Exhibition catalogue, Kunsthalle Krems, edited by Hans-Peter Wipplinger
Texts (German/English) by Elisabeth Bronfen, Candyman, Gerhard J. Lischka, Astrid Mania and with an interview by Sabeth Buchmann with Thomas Feuerstein
368 p. with 250 colour illustrations
Format 28 x 21.5 cm, hardcover
48,00 €
When Thomas Feuerstein (*1968) is asked about his exuberant work, which deals with biology, literature, art history, philosophy, medicine, cybernetics, religion, sex, economics and the mass media, as well as the effects of biopolitics on the individual and the dream of eternal youth, he likes to respond in writing with a literary statement. And the daring enumeration of his work then resembles a complex literary theory of real life all the more, because he himself responds with an adventurous narrative, such as his story "Plus ultra. The Hercules Project". Here, Thomas Feuerstein describes the boxer, magazine publisher, Dadaist and dandy Arthur Cravan, thus focussing on a person from the 1920s who, in more recent times, some 60 years later, haunts pop history as an idol and feeds the myth of the anarchic anti-hero, as it were.

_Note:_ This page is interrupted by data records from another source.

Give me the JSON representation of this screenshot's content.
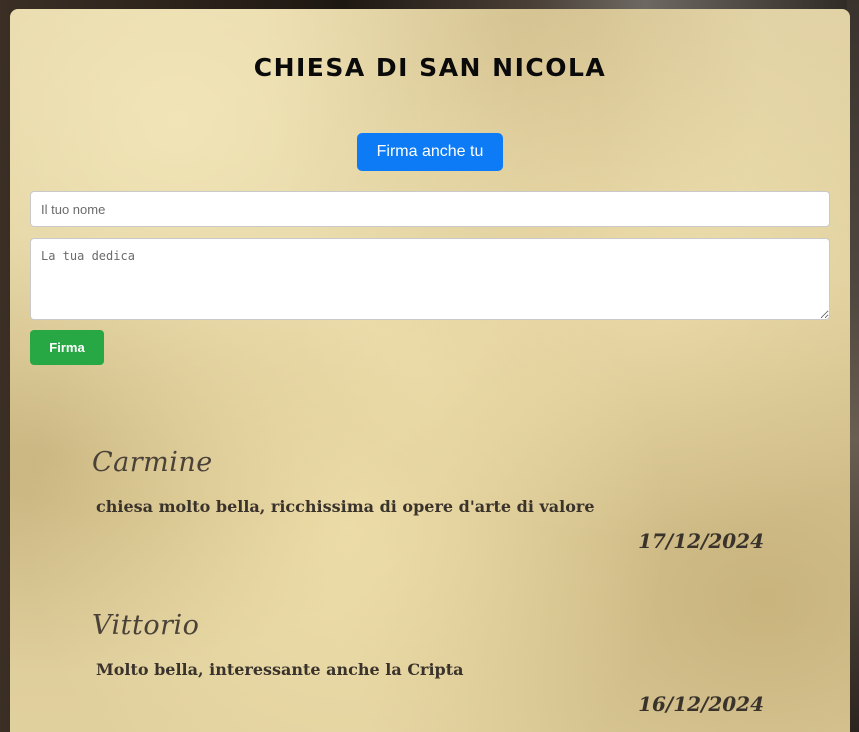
{
  "page": {
    "title": "CHIESA DI SAN NICOLA"
  },
  "form": {
    "toggle_label": "Firma anche tu",
    "name_placeholder": "Il tuo nome",
    "dedica_placeholder": "La tua dedica",
    "submit_label": "Firma"
  },
  "entries": [
    {
      "author": "Carmine",
      "message": "chiesa molto bella, ricchissima di opere d'arte di valore",
      "date": "17/12/2024"
    },
    {
      "author": "Vittorio",
      "message": "Molto bella, interessante anche la Cripta",
      "date": "16/12/2024"
    }
  ],
  "colors": {
    "primary_button": "#0d7bf5",
    "submit_button": "#28a745",
    "parchment": "#e2d3a6"
  }
}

However, this literary image is only a parable for Feuerstein's model of machines and bioreactors, with which art is produced in a very classical sense, for example with an automatic writing mechanism borrowed from the famous "Écriture automatique" of the Surrealists, which in his case is based on the notation of price fluctuations. In addition, organic matter, enzymes and catalysers form molecular sculptures and thus a processuality that leads to manifestos that are only known from art history. His concept of form, says the artist, "has little to do with a classical concept of sculpture. The material, including its molecular structures and the associated processes and transformations, plays a specific role. I don't see form as the opposite of matter, but as a structure that can take on different shapes and figurations."